|
|
|
|
|
by pixelesque
28 days ago
|
|
Yep, same here and agree. Compilers have definitely got better though: another issue in the past (maybe still is to a degree? although compilers have got a lot better at this in the past 15 years, but it used to be one of the things only Intel's ICC actually got right), that if you wrapped the base-level '__m128' or 'float32x4_t' in a struct/union in order to provide some abstraction, the compiler would often lose track of this when passing the struct/union through functions (either by value or const ref), and would often end up 'spilling' (not entirely the correct terminology in this context, but...) the variable from registers, and just producing asm which ended up uselessly loading the variable again from a stack address further up the call stack, when it didn't actually need to do that.

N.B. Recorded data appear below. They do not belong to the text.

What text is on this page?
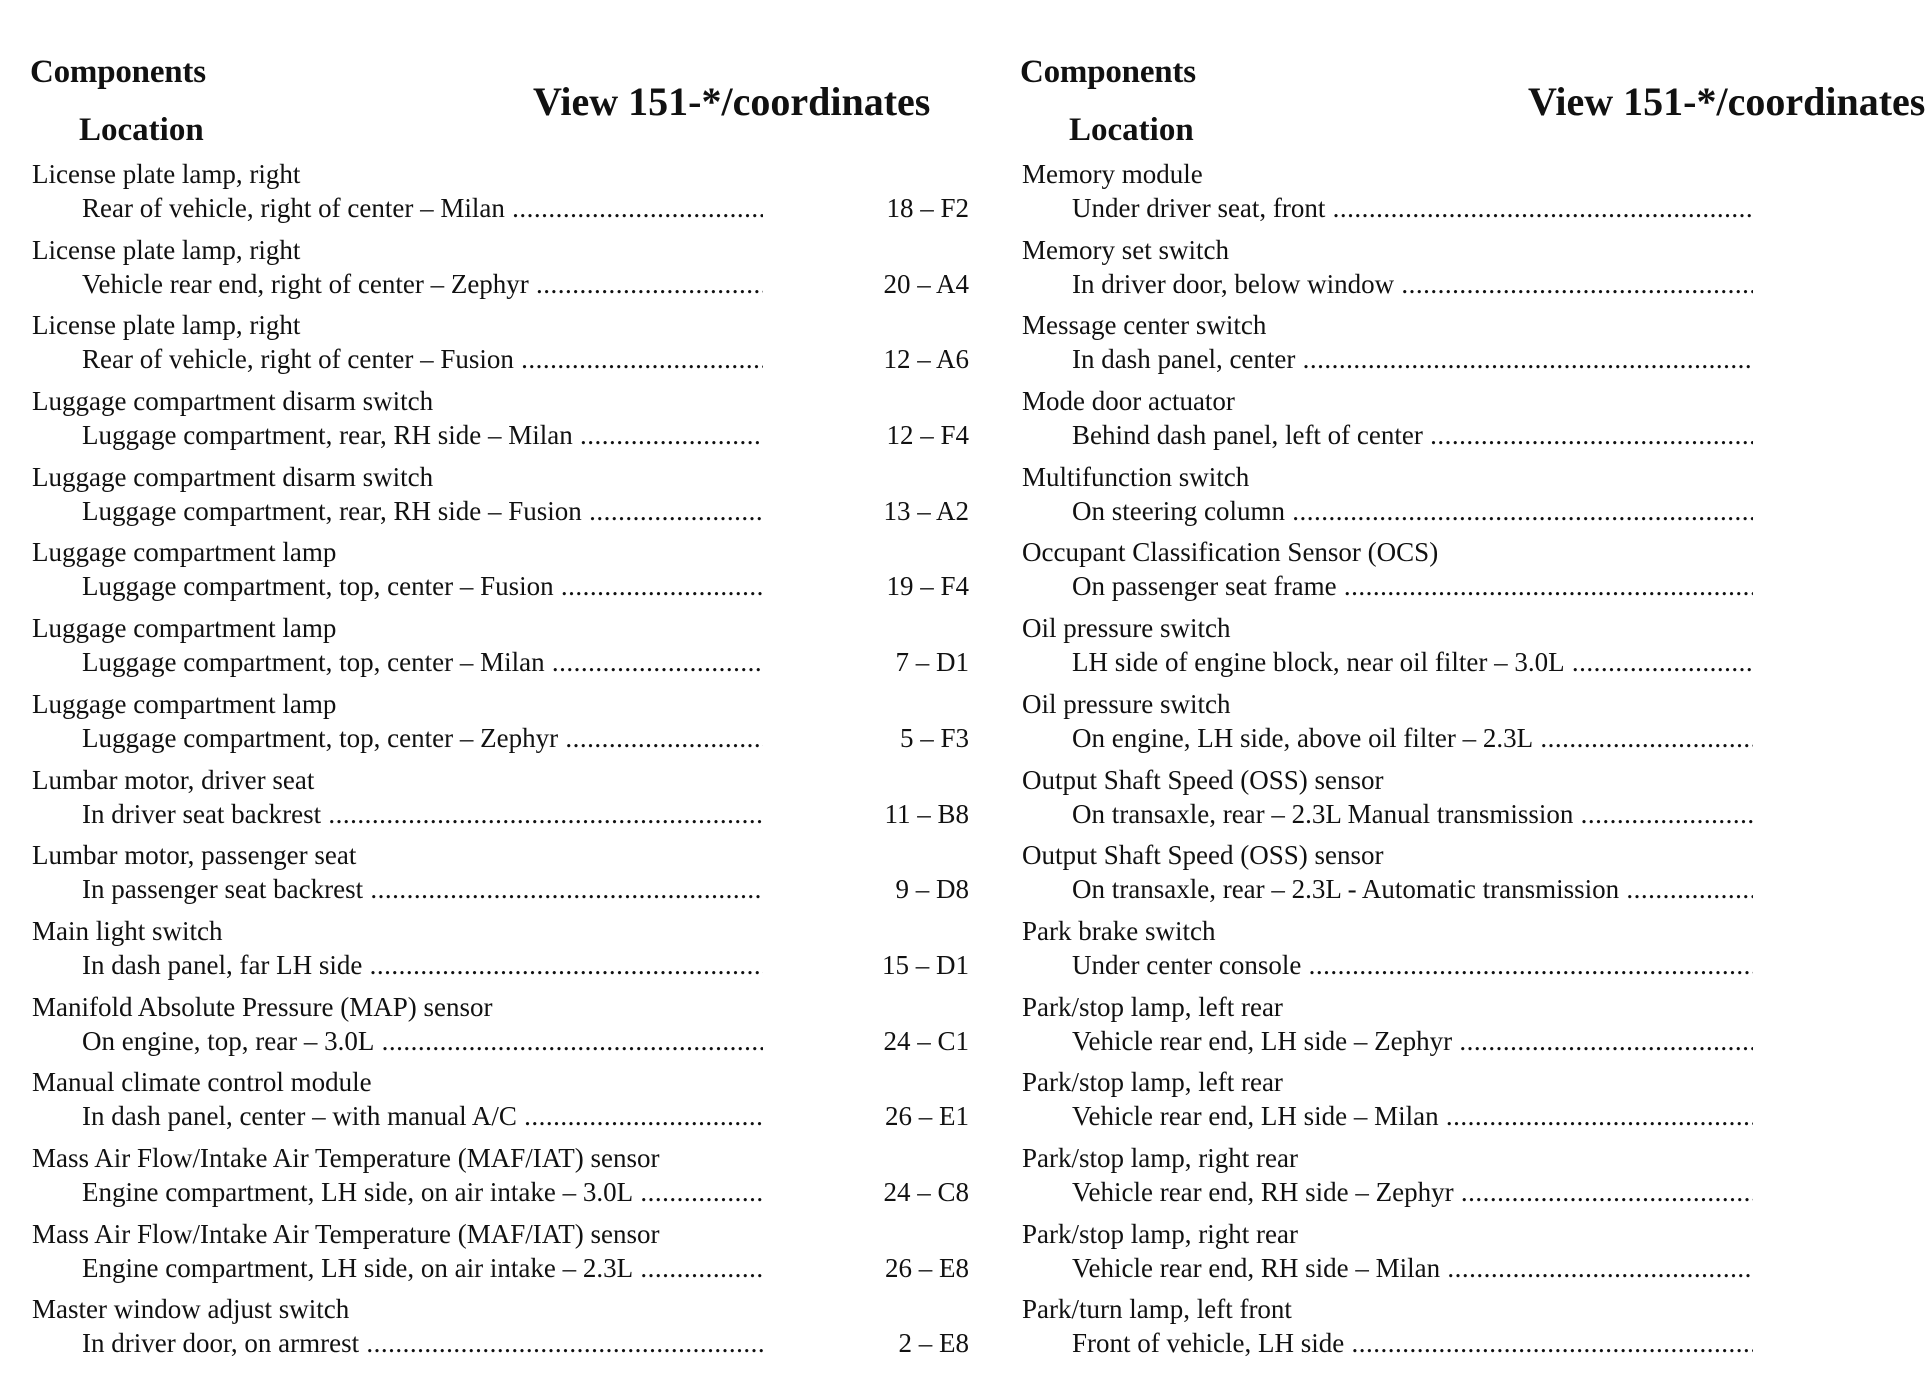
Components
Location
View 151-*/coordinates
License plate lamp, right
Rear of vehicle, right of center – Milan .....
License plate lamp, right
Vehicle rear end, right of center – Zephyr .....
License plate lamp, right
Rear of vehicle, right of center – Fusion .....
Luggage compartment disarm switch
Luggage compartment, rear, RH side – Milan .....
Luggage compartment disarm switch
Luggage compartment, rear, RH side – Fusion .....
Luggage compartment lamp
Luggage compartment, top, center – Fusion .....
Luggage compartment lamp
Luggage compartment, top, center – Milan .....
Luggage compartment lamp
Luggage compartment, top, center – Zephyr .....
Lumbar motor, driver seat
In driver seat backrest .....
Lumbar motor, passenger seat
In passenger seat backrest .....
Main light switch
In dash panel, far LH side .....
Manifold Absolute Pressure (MAP) sensor
On engine, top, rear – 3.0L .....
Manual climate control module
In dash panel, center – with manual A/C .....
Mass Air Flow/Intake Air Temperature (MAF/IAT) sensor
Engine compartment, LH side, on air intake – 3.0L .....
Mass Air Flow/Intake Air Temperature (MAF/IAT) sensor
Engine compartment, LH side, on air intake – 2.3L .....
Master window adjust switch
In driver door, on armrest .....
Components
Location
View 151-*/coordinates
Memory module
Under driver seat, front .....
18 – F2
Memory set switch
In driver door, below window .....
20 – A4
Message center switch
In dash panel, center .....
12 – A6
Mode door actuator
Behind dash panel, left of center .....
12 – F4
Multifunction switch
On steering column .....
13 – A2
Occupant Classification Sensor (OCS)
On passenger seat frame .....
19 – F4
Oil pressure switch
LH side of engine block, near oil filter – 3.0L .....
7 – D1
Oil pressure switch
On engine, LH side, above oil filter – 2.3L .....
5 – F3
Output Shaft Speed (OSS) sensor
On transaxle, rear – 2.3L Manual transmission .....
11 – B8
Output Shaft Speed (OSS) sensor
On transaxle, rear – 2.3L - Automatic transmission .....
9 – D8
Park brake switch
Under center console .....
15 – D1
Park/stop lamp, left rear
Vehicle rear end, LH side – Zephyr .....
24 – C1
Park/stop lamp, left rear
Vehicle rear end, LH side – Milan .....
26 – E1
Park/stop lamp, right rear
Vehicle rear end, RH side – Zephyr .....
24 – C8
Park/stop lamp, right rear
Vehicle rear end, RH side – Milan .....
26 – E8
Park/turn lamp, left front
Front of vehicle, LH side .....
2 – E8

So that was the situation even when using intrinsics within custom wrappers. From 2011 to around 2013 ICC seemed to be the only compiler on amd64 which wouldn't do this. If you passed the actual '__m128' down the function call chain instead, clang and gcc would then do the right thing. |
|
Using __attribute__ to tweak calling conventions can often really clean this up, but that's just as obscure and non-portable as the problem it fixes. So you either end up writing weird non-portable code one way or weird non-portable code another... Code working with these types doesn't get to benefit from zero-cost abstraction to the degree we're used to with normal scalar code.